In northern Zimbabwe, the Archaean Pfunzi Orogen comprises an east-west-trending belt of migmatitic gneisses separating the Zimbabwe Craton from the Pan-African Zambezi Belt farther north. Previously available Rb-Sr dates for the Pfunzi Orogenic Belt have been interpreted to record formation of granulites at ca 3.0 Ga and subsequent amphibolite-facies metamorphism at ca 2.6 Ga. Here the first conventional IDTIMS U-Pb zircon dates for the Pfunzi Belt are reported, from orthogneisses in the eastern part of the belt in northeastern Zimbabwe.
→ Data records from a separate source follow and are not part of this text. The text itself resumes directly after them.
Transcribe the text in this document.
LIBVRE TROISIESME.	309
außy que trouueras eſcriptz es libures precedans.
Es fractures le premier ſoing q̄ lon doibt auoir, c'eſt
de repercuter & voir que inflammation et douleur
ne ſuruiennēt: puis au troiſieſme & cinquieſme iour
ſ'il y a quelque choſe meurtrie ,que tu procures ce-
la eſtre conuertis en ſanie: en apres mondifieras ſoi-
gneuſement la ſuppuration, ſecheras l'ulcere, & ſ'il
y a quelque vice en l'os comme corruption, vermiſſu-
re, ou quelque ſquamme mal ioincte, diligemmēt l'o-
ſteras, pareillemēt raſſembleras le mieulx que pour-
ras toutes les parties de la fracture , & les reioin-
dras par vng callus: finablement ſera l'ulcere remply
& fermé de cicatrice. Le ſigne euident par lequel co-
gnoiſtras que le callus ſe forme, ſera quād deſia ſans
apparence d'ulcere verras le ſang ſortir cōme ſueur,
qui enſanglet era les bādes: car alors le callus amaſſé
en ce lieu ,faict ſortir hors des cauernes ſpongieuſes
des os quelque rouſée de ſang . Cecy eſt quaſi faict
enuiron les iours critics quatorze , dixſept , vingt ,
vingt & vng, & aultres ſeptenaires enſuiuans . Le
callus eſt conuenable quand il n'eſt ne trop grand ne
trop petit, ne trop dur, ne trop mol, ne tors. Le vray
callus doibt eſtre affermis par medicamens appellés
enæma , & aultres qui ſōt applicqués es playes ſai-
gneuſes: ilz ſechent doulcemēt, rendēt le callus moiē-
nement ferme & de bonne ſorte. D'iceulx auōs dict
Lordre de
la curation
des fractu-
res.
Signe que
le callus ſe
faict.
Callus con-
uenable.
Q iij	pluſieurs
Two intrusive masses of granitic and tonalitic gneiss, together with a granitic leucogneiss inferred to have formed by leucosome segregation during migmatisation, yield crystallisation ages of ca 2.62 Ga. These results are interpreted to date a major tectonothermal event along the northern margin of the Zimbabwe Craton, involving regional amphibolite-facies metamorphism and migmatisation, as well as emplacement of compositionally diverse granitoid plutons and retrogression of older granulites. This event is roughly coeval with orogenesis in the Limpopo Belt along the southern craton margin and with emplacement of the craton-wide ca 2.6 Ga Chilimanzi Granite Suite.